Sunday, June 3, 2012

Glow


Early in the morning I walk out into the yarden- the grass is wet, the air coolish- I would like to say everything smells good, clean but it doesn't.  Today the air smells faintly of the turkey farm down the road, the pumping station chemicals and just the funky-country-fertilized field smell that happens sometimes.  But the doves are calling (one of my favorite bird sounds ever, along with red-winged blackbirds, owls and crows), the spiders are checking their webs for breakfast, the sun isn't quite up yet- everything is soft and damp and green and gray.  Our glads have been blooming- pink, bright red/orange, purple and the lovely strange green ones that we bought on a whim.  The manz picks glads for me, puts them in a ginger jar by the desk.  Other things are blooming as well- the petunias are growing, the lavender has spikes (I am absurdly proud of the lavender for growing so well), the butterfly bushes are yellow, pink, dark purple.  The wild spiderwort opens and shuts with the sun, the roses take turns, everywhere is clover, wood sorrel, other tiny wild blooms.  The morning glories/ moon flowers that I planted- those that grow so well wild, and for everyone else, have yet to do more than shoot up two leaves which are promptly eaten by whatever eats those things..... they won't grow but other vines are running rampart over the yard, trees, porch and invading the window above the sink.
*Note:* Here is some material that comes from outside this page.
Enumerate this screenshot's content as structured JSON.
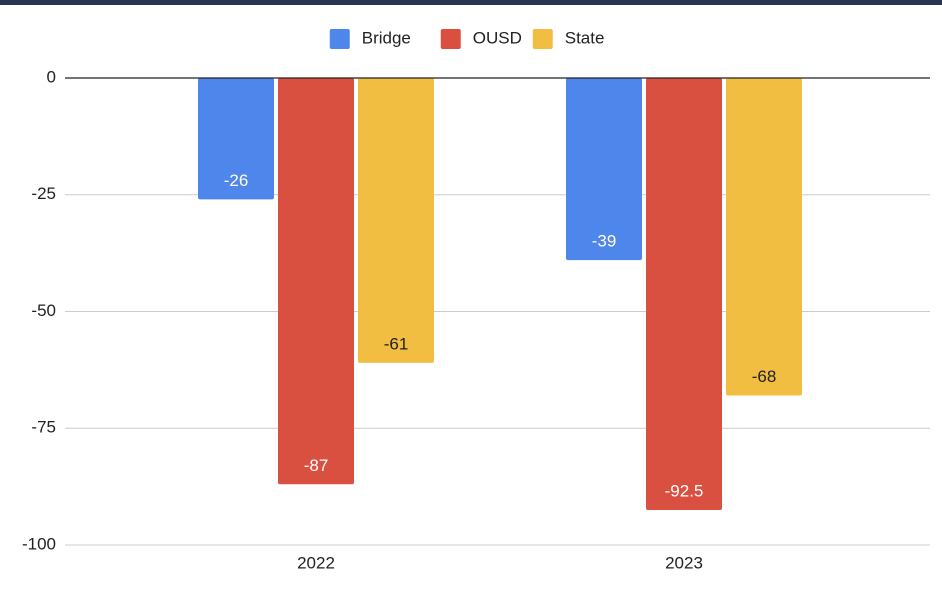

It's been a strange summer so far- early storms, school schedules switched up at the last moment, and I am not quite functioning as normal.  I am sleepy, and my brain simply refuses to complete tasks- it wanders off and away, I forget things, get caught up in nets of others making.  I try to be disciplined, get my grades in, portfolios together, plans for next year, leadership and organization and all of those ducks into a row- but then I find myself one day after exams reading aloud to the class (by request.  M.R. James 'The Haunted Dollhouse'- doing all the accents that I can).  Another day Sara tells my fortune, and I tell Rachael's.  The kids eat minty m&m's and powdery doughnuts and wait for the bell to ring- I mark time and think of projects but then go home and take a nap.  Watch tv with the manz, not even drawing or sewing.  Spend all day Saturday with Grendel- he takes me out for belated Mother's Day, lunch at Ruby Tuesday's, double movies.  We take George to the reptile check and Grendel decides to give him over to the rescue people- George has an eye infection and needs care that we cannot give him (who turns out to be a her... no car, no vet.)  Sad but for the best, and I am grateful that Grendel has the wisdom to choose what is best.  I go home, eat church-ham (brought over by the folks) , forbidden brownies, go to sleep again.

This is transition time.  I am at once slow and lazy- recollecting my energy- and full of ideas, ambitions, plans.  For example right now I know that after writing this I must work on my virtual school photography class stuff (summer teaching, it begins Monday-week), get the rest of whatever together for my summative tomorrow, go to Wal-mart and purchase the frames for the artwork for the superintendent.  (For some reason I can't stand framing artwork- it does look better, but is expensive and difficult- to me- and I always try to make my own art to where it doesn't need framed).  I want to clean the house- dust and vacuum, sort and wash, scrub down floors and let the sun in.  I want to get out into the yarden and pull weeds, cut and trim, name flowers.  I want to work in the new book that I've started, paint and draw and carefully record information that I already know but want to put down again.  I want to check off this to do list, give the stinky doggs a well-needed bath, get those ducks in a row.....and I get excited about all these things, eager to accomplish them- but then, when I go to actually do them, its like moving through molasses and I just want to sleep. curious.

But today I am feeling ready to do- so I am just going to begin walking and see where this takes me.  Hopefully to the end of the road, ready to regroup and start again, out in the dawn of the next new day.